Histograms and Frequency Polygons.
Histograms and frequency polygons display the distribution of data in a data set by plotting the frequency (count or percentages) of observations (y-axis) for each interval represented on the x-axis. In both histograms and frequency polygons, the y-axis must begin at 0 and should not be broken, and the x-axis is a continuous, quantitative scale. Histograms use continuous bars of equal widths determined by the x-axis intervals, where bar height represents frequency (Example F5).
Frequency polygons use data markers to represent frequency connected by a curve. Data distributions from 2 data sets that overlap can be plotted in a frequency polygon but not in a histogram (Example F6).
Bar graphs have a single axis and are used to display frequencies (counts or percentages) on the axis according to categories shown on a baseline. A bar graph is typically vertical, with frequencies shown on a vertical y-axis (Example F7), but may be horizontal (Example F8). Data in each category are represented by a bar. Bars should have the same width, be separated by a space, and be wider than the space between them. Bar lengths are proportional to frequency, the scale on the frequency axis should begin at 0, and the axis should not be broken. All bars must have a common baseline to facilitate comparison.5 Categories of data should be presented in logical order and consistently with other figures and tables in the article. The baseline of a bar graph is not a coordinate axis and therefore should not have tick marks.

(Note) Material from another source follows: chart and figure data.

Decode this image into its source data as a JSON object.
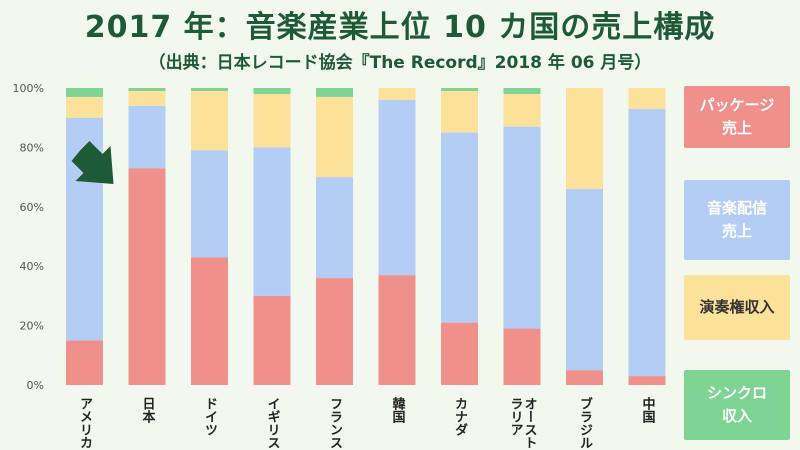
{
  "header": {
    "title": "2017 年：音楽産業上位 10 カ国の売上構成",
    "subtitle": "（出典：日本レコード協会『The Record』2018 年 06 月号）"
  },
  "legend": [
    {
      "label": "パッケージ\n売上",
      "color": "#f0908a"
    },
    {
      "label": "音楽配信\n売上",
      "color": "#b3cdf5"
    },
    {
      "label": "演奏権収入",
      "color": "#fbe199"
    },
    {
      "label": "シンクロ\n収入",
      "color": "#7dd493"
    }
  ],
  "chart_data": {
    "type": "bar",
    "stacked": true,
    "categories": [
      "アメリカ",
      "日本",
      "ドイツ",
      "イギリス",
      "フランス",
      "韓国",
      "カナダ",
      "オーストラリア",
      "ブラジル",
      "中国"
    ],
    "category_label_lines": [
      [
        "アメリカ"
      ],
      [
        "日本"
      ],
      [
        "ドイツ"
      ],
      [
        "イギリス"
      ],
      [
        "フランス"
      ],
      [
        "韓国"
      ],
      [
        "カナダ"
      ],
      [
        "オースト",
        "ラリア"
      ],
      [
        "ブラジル"
      ],
      [
        "中国"
      ]
    ],
    "series": [
      {
        "name": "パッケージ売上",
        "values": [
          15,
          73,
          43,
          30,
          36,
          37,
          21,
          19,
          5,
          3
        ]
      },
      {
        "name": "音楽配信売上",
        "values": [
          75,
          21,
          36,
          50,
          34,
          59,
          64,
          68,
          61,
          90
        ]
      },
      {
        "name": "演奏権収入",
        "values": [
          7,
          5,
          20,
          18,
          27,
          4,
          14,
          11,
          34,
          7
        ]
      },
      {
        "name": "シンクロ収入",
        "values": [
          3,
          1,
          1,
          2,
          3,
          0,
          1,
          2,
          0,
          0
        ]
      }
    ],
    "colors": [
      "#f0908a",
      "#b3cdf5",
      "#fbe199",
      "#7dd493"
    ],
    "yticks": [
      "0%",
      "20%",
      "40%",
      "60%",
      "80%",
      "100%"
    ],
    "ylim": [
      0,
      100
    ],
    "grid": false,
    "legend_position": "right",
    "annotation": {
      "type": "arrow",
      "target": "日本",
      "color": "#1f5a37"
    }
  }
}
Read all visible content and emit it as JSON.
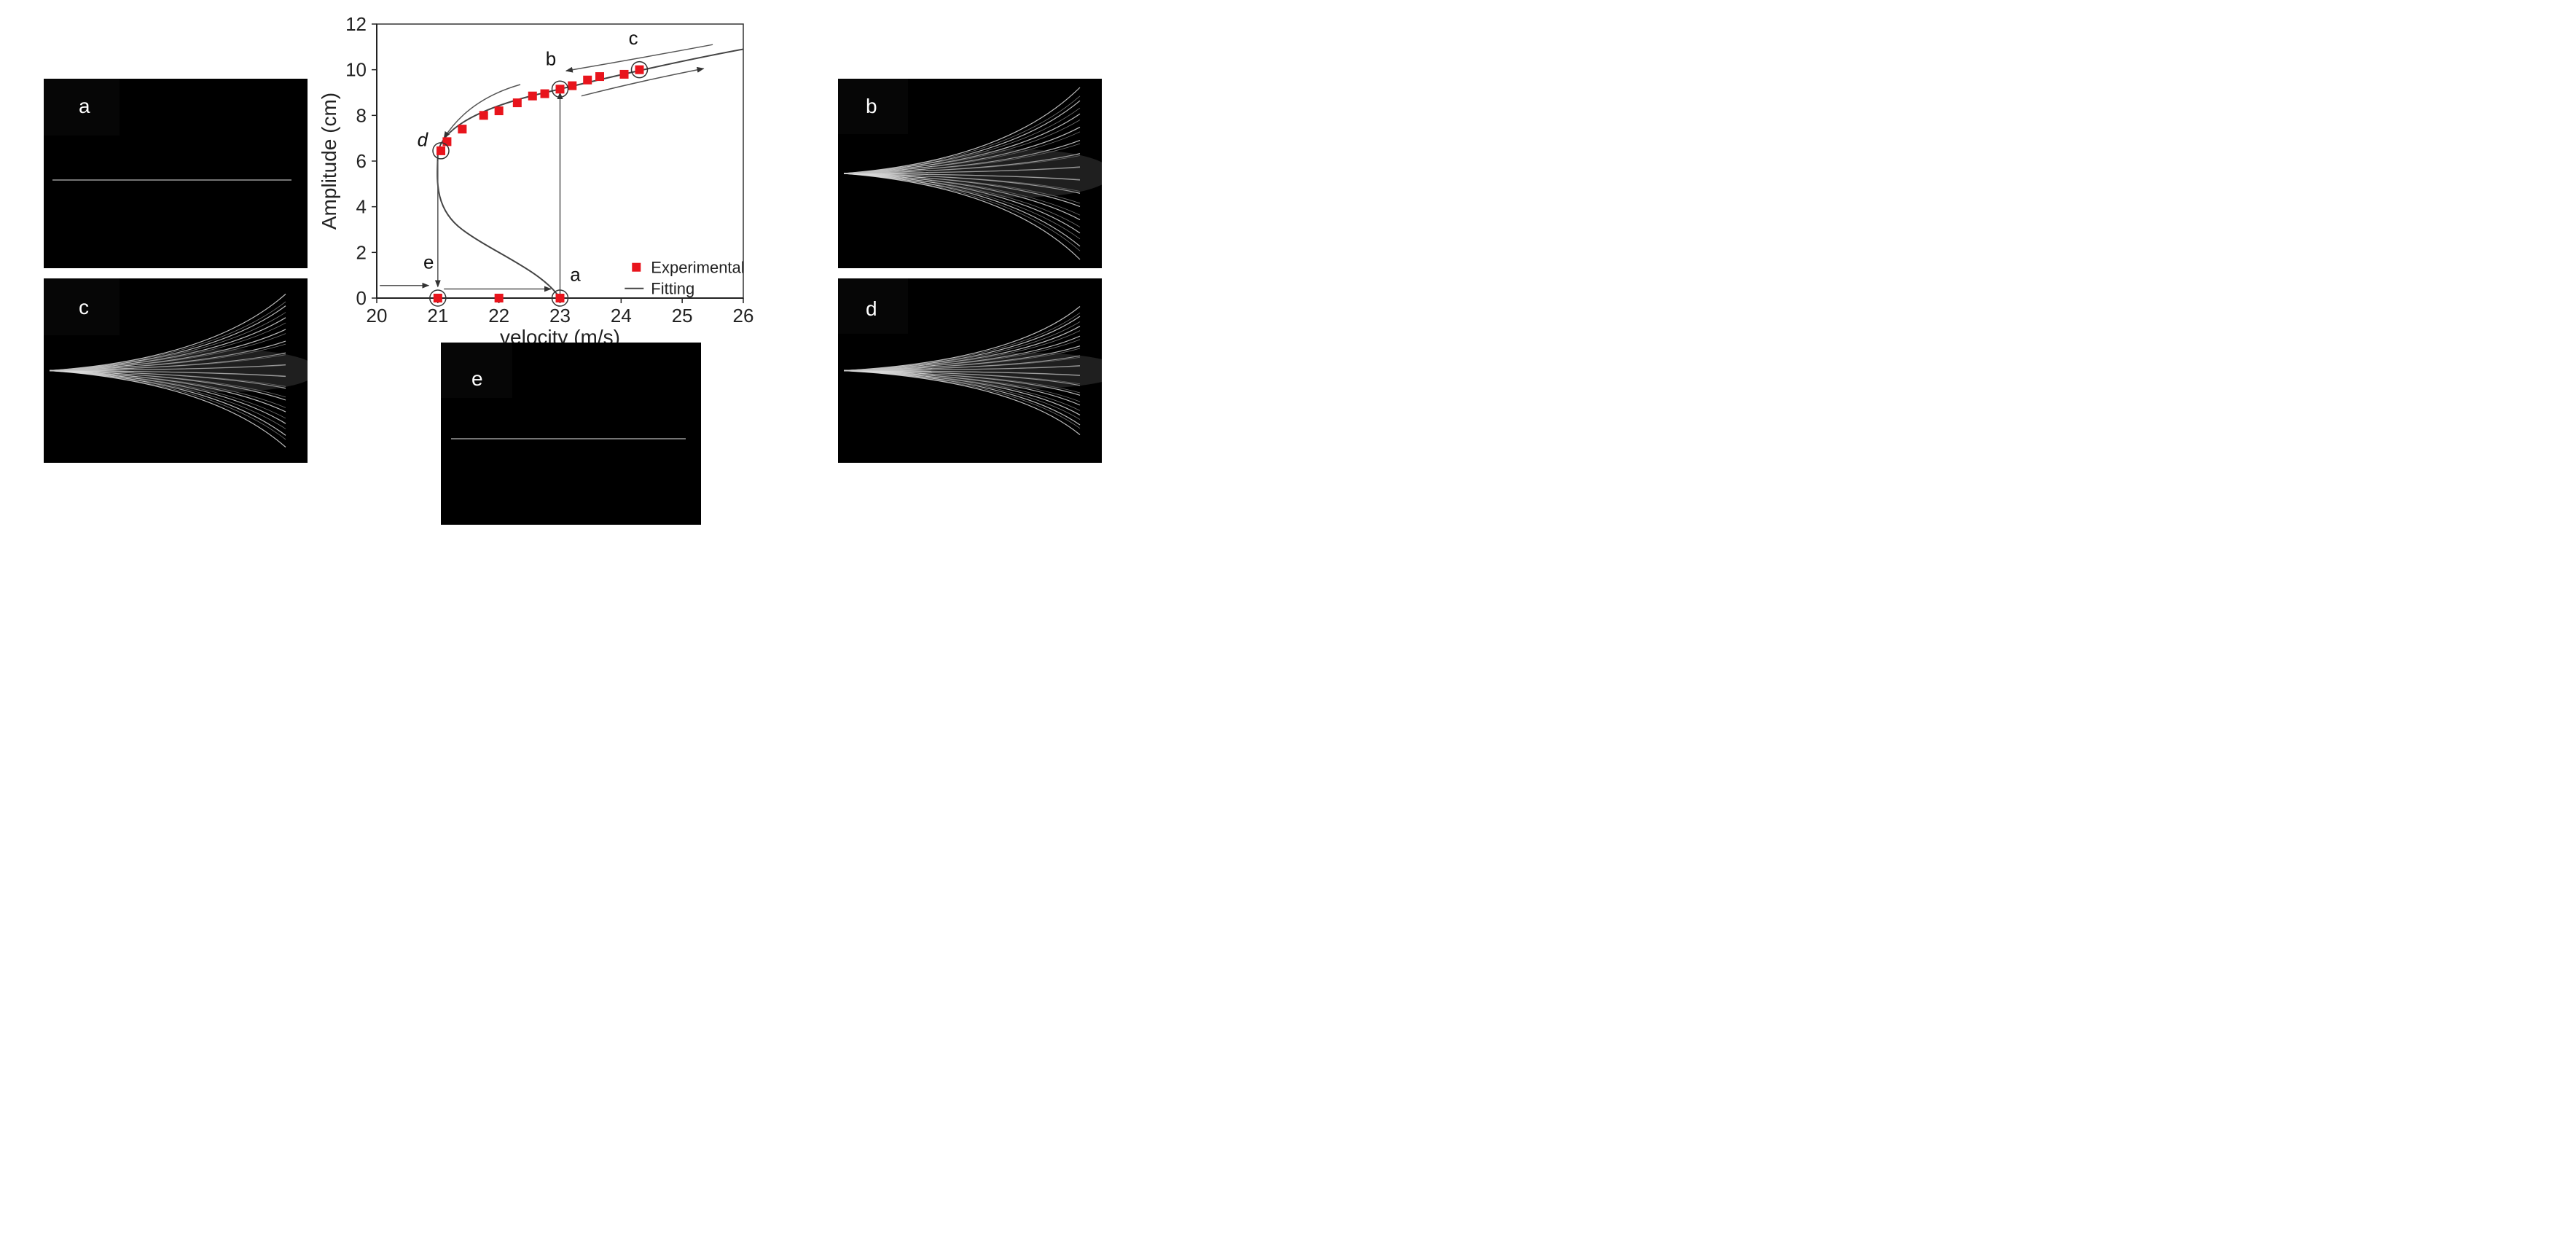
{
  "panels": [
    {
      "id": "a",
      "label": "a"
    },
    {
      "id": "b",
      "label": "b"
    },
    {
      "id": "c",
      "label": "c"
    },
    {
      "id": "d",
      "label": "d"
    },
    {
      "id": "e",
      "label": "e"
    }
  ],
  "chart_data": {
    "type": "scatter",
    "title": "",
    "xlabel": "velocity (m/s)",
    "ylabel": "Amplitude (cm)",
    "xlim": [
      20,
      26
    ],
    "ylim": [
      0,
      12
    ],
    "xticks": [
      20,
      21,
      22,
      23,
      24,
      25,
      26
    ],
    "yticks": [
      0,
      2,
      4,
      6,
      8,
      10,
      12
    ],
    "legend_position": "bottom-right",
    "colors": {
      "experimental": "#e8141c",
      "fitting": "#444444",
      "arrows": "#555555"
    },
    "series": [
      {
        "name": "Experimental",
        "marker": "square",
        "x": [
          21.0,
          22.0,
          23.0,
          21.05,
          21.15,
          21.4,
          21.75,
          22.0,
          22.3,
          22.55,
          22.75,
          23.0,
          23.2,
          23.45,
          23.65,
          24.05,
          24.3
        ],
        "y": [
          0,
          0,
          0,
          6.45,
          6.85,
          7.4,
          8.0,
          8.2,
          8.55,
          8.85,
          8.95,
          9.15,
          9.3,
          9.55,
          9.7,
          9.8,
          10.0
        ]
      },
      {
        "name": "Fitting",
        "type": "line",
        "x": [
          21.0,
          21.02,
          21.1,
          21.3,
          21.6,
          22.0,
          22.5,
          23.0,
          23.5,
          24.0,
          24.5,
          25.0,
          25.5,
          26.0
        ],
        "y": [
          6.4,
          5.5,
          4.8,
          4.0,
          3.3,
          2.6,
          1.7,
          0.0,
          9.3,
          9.8,
          10.1,
          10.4,
          10.6,
          10.9
        ]
      }
    ],
    "annotations": [
      {
        "text": "a",
        "x": 23.25,
        "y": 0.75
      },
      {
        "text": "b",
        "x": 22.85,
        "y": 10.2
      },
      {
        "text": "c",
        "x": 24.2,
        "y": 11.1
      },
      {
        "text": "d",
        "x": 20.75,
        "y": 6.65
      },
      {
        "text": "e",
        "x": 20.85,
        "y": 1.3
      }
    ]
  }
}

Bar graphs may be used to compare frequencies between groups. In most cases, the number of bars in a grouped bar graph should not exceed 3. Colors or tones used to designate each group should be distinct. To ensure that bars in black-and-white figures are distinguishable, a contrast in shading of at least 30% for adjacent bars is suggested. Color or shades of gray should be used instead of patterns and cross-hatching (eg, diagonal lines) on bars.
Component Bar Graph.
Component bar graphs (or divided bar graphs) display the proportion of components constituting the total group, represented by the whole bar (Example F9A). Individual components are designated by distinguishing formats, such as different shading. When possible, it is preferable to use clusters of individual bars to represent each component (Example F9B) because the only values easily interpreted in a component bar graph are the total and the end segments.5
Like the component bar graph, pie charts compare relationships among component parts. Categories are represented by sections, with the area of the section being proportional to the relative frequency of each category. Pie charts are used commonly in publications intended for lay audiences but should be avoided in scientific publications.6 The angular areas of the individual components of pie charts may be difficult to compare between pie charts. Usually, data depicted in pie charts can be summarized in the text or in a table.7
Dot (Point) Graph.
Dot or point graphs display quantitative data other than counts or frequencies on a single scaled axis according to categories on a baseline (the scaled axis may be horizontal or vertical). Like that in bar graphs, the baseline does not represent a scale and therefore does not contain tick marks. Point estimates are represented by discrete data markers, preferably with error bars to designate variability (Example F10) or box and whisker symbols (Example F11). Dot or point graphs may be used to compare data between study groups, including positive and negative data values relative to a centrally located 0 baseline (“derivation graph”), paired data fromsingle individuals (Example F12), or pooled data in meta-analyses and other analyses that combine data from individual studies (Example F13).